On May 23, 1971, the Fischer Duo performed together for the first time, and now more than 50 years later (with concerts on five continents and dozens of recordings) we celebrate our relationship with a great body of repertoire from Beethoven to tomorrow. Indeed, championing new scores has always been an integral part of the Duo’s mission, through recording and commissioning. In 2020 when it was time to celebrate the anniversary, the concert halls were shuttered, and our audiences were at home on screen. There was also great pain in losses of loved ones, and isolation from our friends and family. This recording is a declaration of love and resilience, with three commissioned works for the Duo and three recent works by new friends and supreme artists.
In March 2020, William Bolcom attended one of our concerts. Afterwards in conversation, we recalled our first meeting in 1972 and the many shared performances and recordings. At our invitation, he was delighted in the idea of writing a new work for us. By Thanksgiving, the Second Cello Sonata was finished and the Duo went to work. The first movement, “Introduction and Allegro” can stand on its own, as Bill says, and deals with the powerful emotional issues of 2020, both political and spiritual. A short serene slow movement in C# Major precedes a diabolical Scherzo non giocoso where seemingly all hell breaks loose. Not wanting to leave us all in a state of despair, Bill provided a set of waltz variations on a tune that he wrote in 1949 for an older cellist he had a crush on growing up in Seattle. Themes from earlier in the sonata come back, and at the end it leaves us with a wink and a smile.

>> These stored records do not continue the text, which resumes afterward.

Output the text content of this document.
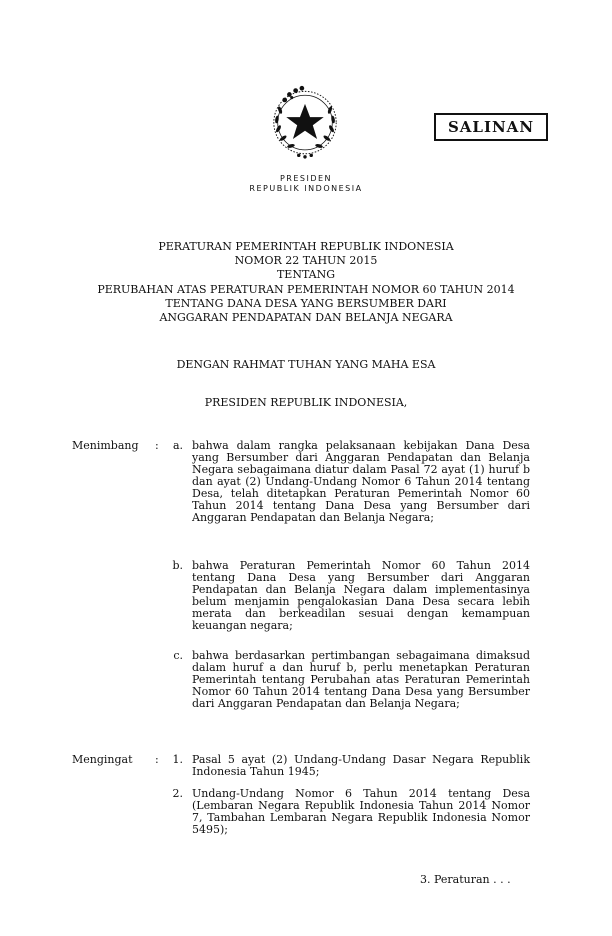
SALINAN
PRESIDEN
REPUBLIK INDONESIA
PERATURAN PEMERINTAH REPUBLIK INDONESIA
NOMOR 22 TAHUN 2015
TENTANG
PERUBAHAN ATAS PERATURAN PEMERINTAH NOMOR 60 TAHUN 2014
TENTANG DANA DESA YANG BERSUMBER DARI
ANGGARAN PENDAPATAN DAN BELANJA NEGARA
DENGAN RAHMAT TUHAN YANG MAHA ESA
PRESIDEN REPUBLIK INDONESIA,
Menimbang :	a. bahwa dalam rangka pelaksanaan kebijakan Dana Desa yang Bersumber dari Anggaran Pendapatan dan Belanja Negara sebagaimana diatur dalam Pasal 72 ayat (1) huruf b dan ayat (2) Undang-Undang Nomor 6 Tahun 2014 tentang Desa, telah ditetapkan Peraturan Pemerintah Nomor 60 Tahun 2014 tentang Dana Desa yang Bersumber dari Anggaran Pendapatan dan Belanja Negara;
b. bahwa Peraturan Pemerintah Nomor 60 Tahun 2014 tentang Dana Desa yang Bersumber dari Anggaran Pendapatan dan Belanja Negara dalam implementasinya belum menjamin pengalokasian Dana Desa secara lebih merata dan berkeadilan sesuai dengan kemampuan keuangan negara;
c. bahwa berdasarkan pertimbangan sebagaimana dimaksud dalam huruf a dan huruf b, perlu menetapkan Peraturan Pemerintah tentang Perubahan atas Peraturan Pemerintah Nomor 60 Tahun 2014 tentang Dana Desa yang Bersumber dari Anggaran Pendapatan dan Belanja Negara;
Mengingat :	1. Pasal 5 ayat (2) Undang-Undang Dasar Negara Republik Indonesia Tahun 1945;
2. Undang-Undang Nomor 6 Tahun 2014 tentang Desa (Lembaran Negara Republik Indonesia Tahun 2014 Nomor 7, Tambahan Lembaran Negara Republik Indonesia Nomor 5495);
3. Peraturan . . .
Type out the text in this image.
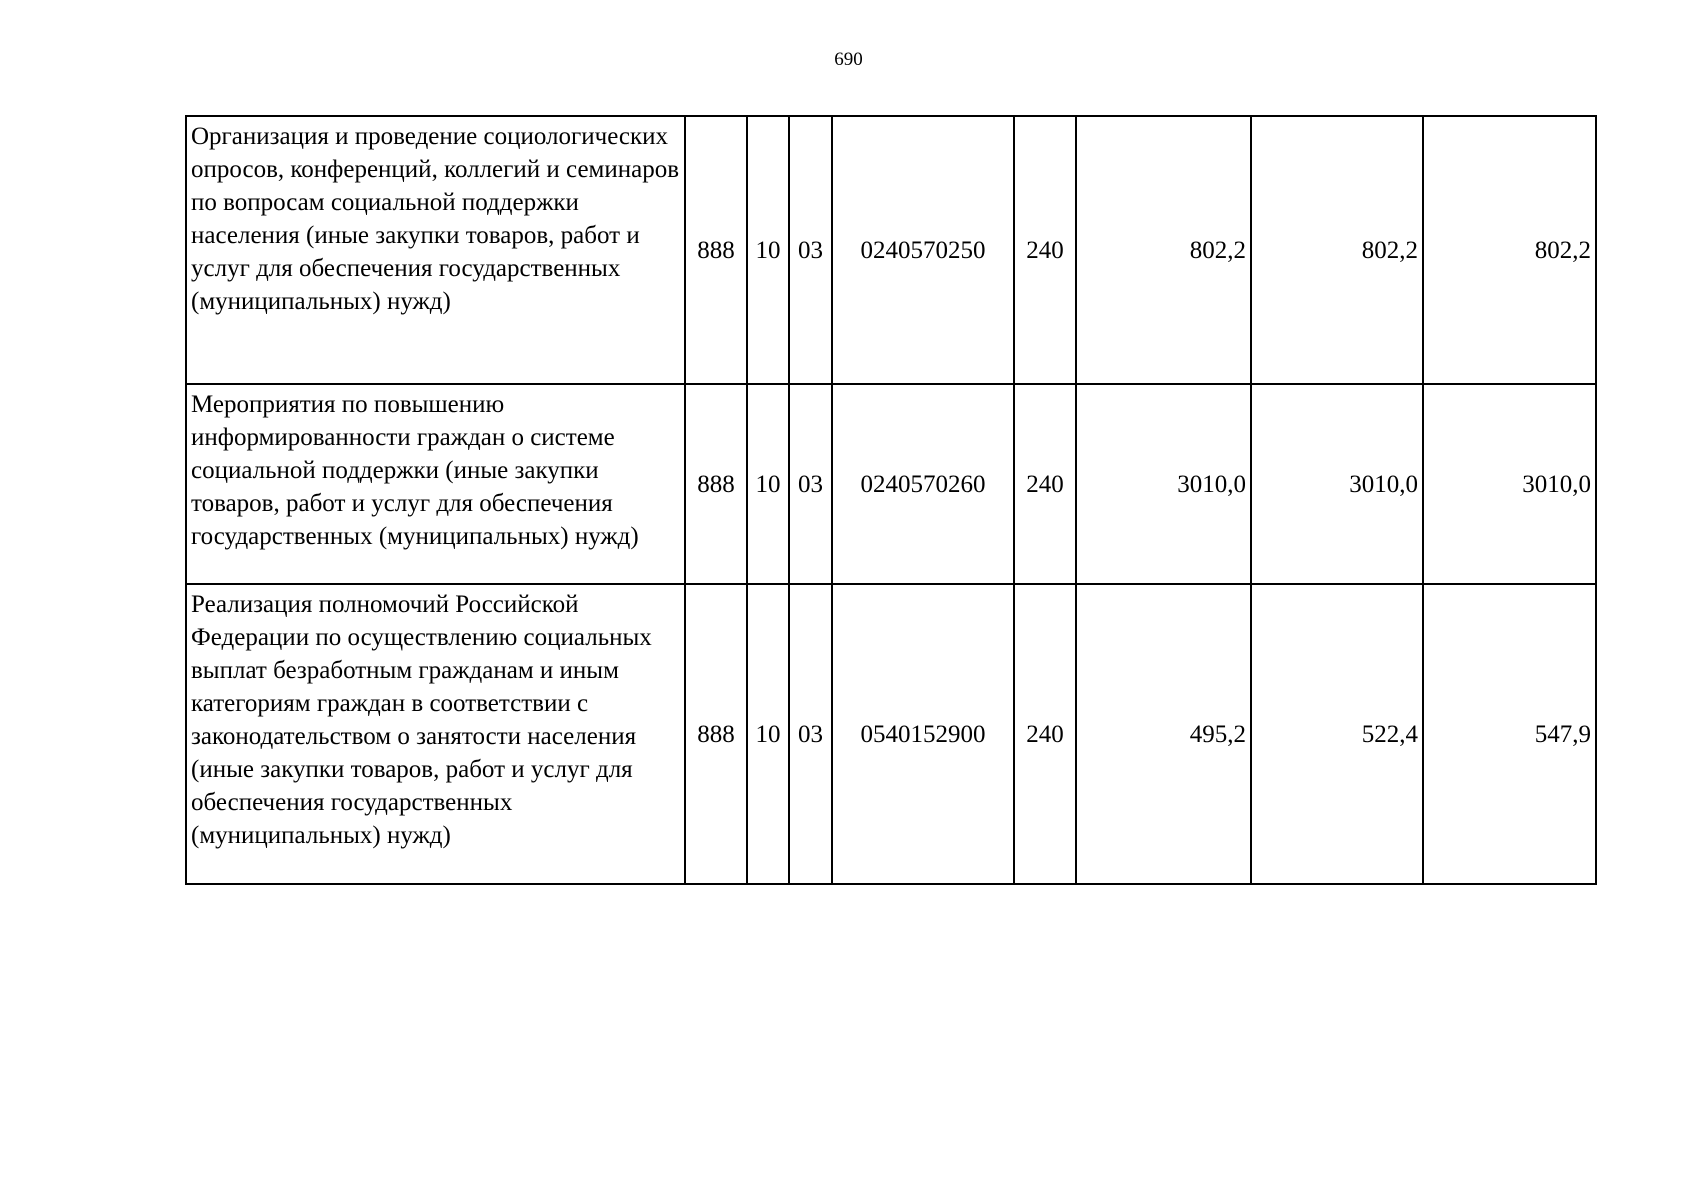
690
Организация и проведение социологических опросов, конференций, коллегий и семинаров по вопросам социальной поддержки населения (иные закупки товаров, работ и услуг для обеспечения государственных (муниципальных) нужд)	888	10	03	0240570250	240	802,2	802,2	802,2
Мероприятия по повышению информированности граждан о системе социальной поддержки (иные закупки товаров, работ и услуг для обеспечения государственных (муниципальных) нужд)	888	10	03	0240570260	240	3010,0	3010,0	3010,0
Реализация полномочий Российской Федерации по осуществлению социальных выплат безработным гражданам и иным категориям граждан в соответствии с законодательством о занятости населения (иные закупки товаров, работ и услуг для обеспечения государственных (муниципальных) нужд)	888	10	03	0540152900	240	495,2	522,4	547,9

A Song for Silenced Voices: Recitative for Cello and Piano is, as the title suggests, a powerfully lyrical, passionate work that deals with the pain and loss of those we love. Although originally written in 1997 while working on his Anne Frank project in memory of those lost in the Holocaust, we are surrounded by similar feelings of senseless loss with pandemic deaths. Michael Cohen is a master at writing for the voice, and this work is an inspired testament to his vision.
Meeting Robert Sirota freshman year at Oberlin College is by now, a famous family story. I commissioned a sonata from Bob at adjacent shaving sinks one morning in freshman year when I found out he was a composer. When I kept hounding him (so that he knew I was serious), he wrote a work that I performed frequently in our college years. In the intervening years Sirota wrote me five more works for cello as our lives proceeded, sharing the joys of our children’s births and mourning our parents and family. This close friendship extended to our four children who all chose careers as musicians. Every one of us has joyously performed Sirota and, also together in multigenerational chamber music. Family Portraits is a loving celebration of the depth of these relationships with four movements capturing each member of our family. Norman (“Energetic”) and Jeanne (“Expressive”) are obviously the parents. Violinist and older daughter Becca (“Mysterious, elegant”) is followed by our singer Abby (“Luminous”).
In 2011 Hilary Tann was invited to compose a memorial work for her teacher Milton Babbitt for viola and piano. She chose two points of inspiration, the first few notes of Babbitt’s 1950 Composition for Viola and Piano and the poem The Sea and the Skylark by Gerard Manley Hopkins. On Ear and Ear so vividly captures the motion of both waves and flight in a hypnotic vision of the natural world. In 2020 Tann graciously made a version for cello and piano for us, and we have embraced it fully, not only for the way in which she captures the instruments and sounds but also the way it feels when we play it drawing us into the center of her universe.
Even though composer Theo Chandler is the youngest composer on our album, he is no stranger to broad recognition of his work with prizes and grants galore. After hearing his works at Tanglewood and Rice University, we invited him to write a work for our 50th. In considering the work Theo wanted to capture opposite characters that would transform in a single movement and Studies in Change is the result. The titles of each piece clearly describe the character transformations, “From Dark to Light Four Times,” “From Entropy to Dance and Back Again,” and “From Machine to Song.” In the last movement, one can hear how the piano is prepared with poster tack on two bass strings and two high treble strings to create more percussive timbres to marvelous affect. What one isn’t prepared for is the return of the first movement theme and the inspired apotheosis at the end.